Here, we see a dramatically lower startup cost of 0.43 and a total cost of 4.72 for the LIMIT operation. This lower cost aligns with the much faster execution time we observed.

The cost field provides valuable insights into how PostgreSQL’s query planner evaluates different query strategies. In general, lower costs correlate with faster query execution, though this isn’t always a one-to-one relationship. The stark difference in costs between these two pagination methods further underscores the efficiency of cursor-based pagination for large offsets.
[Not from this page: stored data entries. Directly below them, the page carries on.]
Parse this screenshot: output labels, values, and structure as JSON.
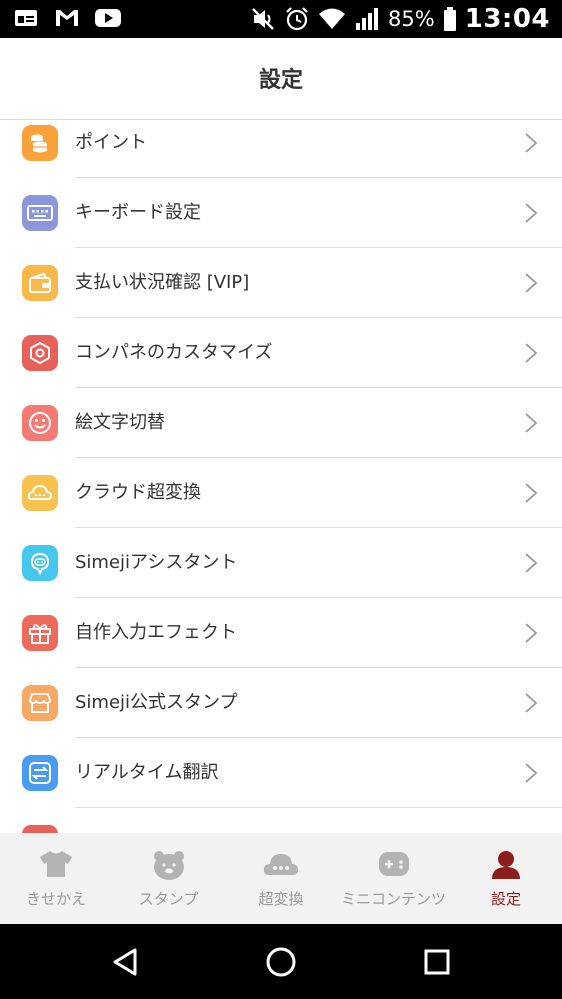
{
  "status_bar": {
    "left_icons": [
      "sim-card-icon",
      "gmail-icon",
      "youtube-icon"
    ],
    "right_icons": [
      "mute-icon",
      "alarm-icon",
      "wifi-icon",
      "signal-icon",
      "battery-icon"
    ],
    "battery": "85%",
    "time": "13:04"
  },
  "header": {
    "title": "設定"
  },
  "menu": {
    "items": [
      {
        "label": "ポイント",
        "icon": "coin-stack-icon",
        "color": "#f9a23a"
      },
      {
        "label": "キーボード設定",
        "icon": "keyboard-icon",
        "color": "#8b97dc"
      },
      {
        "label": "支払い状況確認 [VIP]",
        "icon": "wallet-icon",
        "color": "#f8b94a"
      },
      {
        "label": "コンパネのカスタマイズ",
        "icon": "hexagon-icon",
        "color": "#e8605a"
      },
      {
        "label": "絵文字切替",
        "icon": "smiley-icon",
        "color": "#f47b75"
      },
      {
        "label": "クラウド超変換",
        "icon": "cloud-icon",
        "color": "#f8c24e"
      },
      {
        "label": "Simejiアシスタント",
        "icon": "robot-icon",
        "color": "#46c7ee"
      },
      {
        "label": "自作入力エフェクト",
        "icon": "gift-icon",
        "color": "#ee6a5a"
      },
      {
        "label": "Simeji公式スタンプ",
        "icon": "shop-icon",
        "color": "#f8a865"
      },
      {
        "label": "リアルタイム翻訳",
        "icon": "translate-icon",
        "color": "#4a9cf0"
      }
    ]
  },
  "tabbar": {
    "tabs": [
      {
        "label": "きせかえ",
        "icon": "tshirt-icon",
        "active": false
      },
      {
        "label": "スタンプ",
        "icon": "bear-icon",
        "active": false
      },
      {
        "label": "超変換",
        "icon": "cloud-icon",
        "active": false
      },
      {
        "label": "ミニコンテンツ",
        "icon": "gamepad-icon",
        "active": false
      },
      {
        "label": "設定",
        "icon": "person-icon",
        "active": true
      }
    ],
    "inactive_color": "#9a9a9a",
    "active_color": "#8b1d1d"
  },
  "navbar": {
    "buttons": [
      "back-icon",
      "home-icon",
      "recents-icon"
    ]
  }
}
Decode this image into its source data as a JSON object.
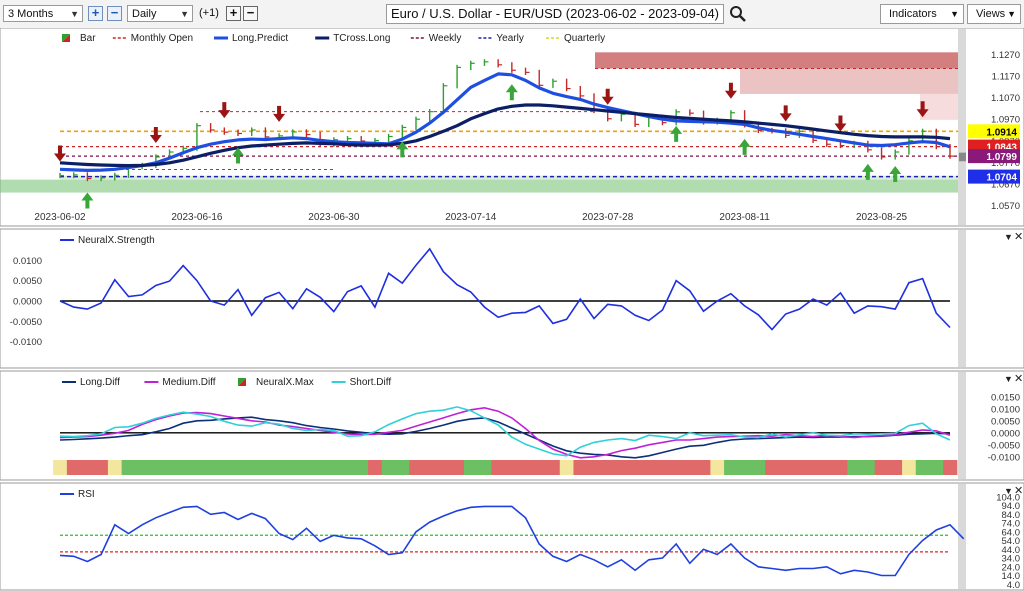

It’s worth noting that while execution times can vary based on system load and data caching, the cost estimates remain constant for a given query and database state. This makes the cost a reliable metric for comparing query efficiency, especially when you’re optimizing queries in a development environment where actual execution times might not reflect production conditions.